New research has confirmed that the wound in a 13,800-year-old mastodon skeleton was inflicted by humans. The mastodon skeleton was found in the 1970s with a sharp sliver of bone embedded in one of its rib bones. It was unclear at that time whether the bone sliver was a weapon point fabricated by humans, or if it was a broken piece of the mastodon’s own bone, or perhaps a chip from another animal embedded during a fight.

Michael Waters, an anthropologist at the Center for the Study of the First Americans at Texas A&M University, used modern radiocarbon-dating to confirm that the mastodon was indeed 13,800 years old and thus died 800 years before the Clovis people of North America were thought to have begun hunting on the continent. Then Waters used advanced CT technology to examine the bone point and hit the mother lode.

“We’re all familiar with hospital CT scanners where they can scan your body and look inside to see organs and bones,” Waters said. “This is a high-resolution industrial version that creates digital X-rays spaced every 0.06 millimeters [0.002 inches], about half the thickness of a piece of paper.”

This ultra-sharp look inside the rib revealed the needle-sharp shaft of the projectile point lodged inside the mastodon’s bone. The images suggested the point had been whittled down and sharpened, Waters said, the work of human hands.

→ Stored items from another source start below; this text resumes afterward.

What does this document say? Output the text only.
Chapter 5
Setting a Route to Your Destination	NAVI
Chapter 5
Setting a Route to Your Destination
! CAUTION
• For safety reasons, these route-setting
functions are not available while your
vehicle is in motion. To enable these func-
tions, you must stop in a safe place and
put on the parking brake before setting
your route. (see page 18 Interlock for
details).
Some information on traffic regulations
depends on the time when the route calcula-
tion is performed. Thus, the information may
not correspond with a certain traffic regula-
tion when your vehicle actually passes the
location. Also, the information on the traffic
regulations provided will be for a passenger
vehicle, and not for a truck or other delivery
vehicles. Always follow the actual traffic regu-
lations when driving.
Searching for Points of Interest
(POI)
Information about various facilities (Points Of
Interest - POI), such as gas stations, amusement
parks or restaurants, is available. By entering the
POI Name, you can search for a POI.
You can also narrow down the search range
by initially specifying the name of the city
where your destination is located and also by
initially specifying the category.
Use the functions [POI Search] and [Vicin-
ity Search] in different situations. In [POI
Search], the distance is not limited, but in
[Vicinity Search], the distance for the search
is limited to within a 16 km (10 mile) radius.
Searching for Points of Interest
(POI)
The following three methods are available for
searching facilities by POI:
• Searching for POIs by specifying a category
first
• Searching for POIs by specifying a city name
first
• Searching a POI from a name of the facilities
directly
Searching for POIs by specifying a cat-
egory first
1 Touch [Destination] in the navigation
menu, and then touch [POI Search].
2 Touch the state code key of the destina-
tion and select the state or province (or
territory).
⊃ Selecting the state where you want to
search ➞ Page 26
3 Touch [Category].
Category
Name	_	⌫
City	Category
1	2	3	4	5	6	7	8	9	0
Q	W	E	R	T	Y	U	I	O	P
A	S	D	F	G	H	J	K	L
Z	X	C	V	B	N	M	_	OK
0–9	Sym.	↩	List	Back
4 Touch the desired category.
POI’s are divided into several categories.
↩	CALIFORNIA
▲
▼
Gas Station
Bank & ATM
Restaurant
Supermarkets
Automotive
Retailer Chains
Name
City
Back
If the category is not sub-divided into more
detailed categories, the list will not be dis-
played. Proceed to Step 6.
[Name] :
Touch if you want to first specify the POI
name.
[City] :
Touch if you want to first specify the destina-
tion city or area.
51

To top it off, the researchers extracted bone protein and DNA from the projectile point itself, determining that the weapon had been made from the bones of yet another mastodon.

“That was even more exciting, because what that meant is whoever these hunters were that tracked down and killed the Manis Mastodon were hunting with weapons made from a previous kill,” Waters said.

A weapon as big around as a pencil, no less, which is damn impressive considering the size of the prey. Mind you, it appears this particular mastodon was in the twilight of its life anyway. Its teeth were worn down to nubbins, indicating advanced age. The bone point, either thrown like darts or launched with a small spear-thrower, was driven into the back of the creature, so the poor thing might have already been down when it the point pierced its rib.

This isn’t the first evidence of a pre-Clovis hunter-gatherer culture in the Americas 14,000 years or so ago. There’s even evidence of mastodons and mammoths being butchered and eaten during this period. The bone projectile, however, is the earliest hunting weapon found on the continent.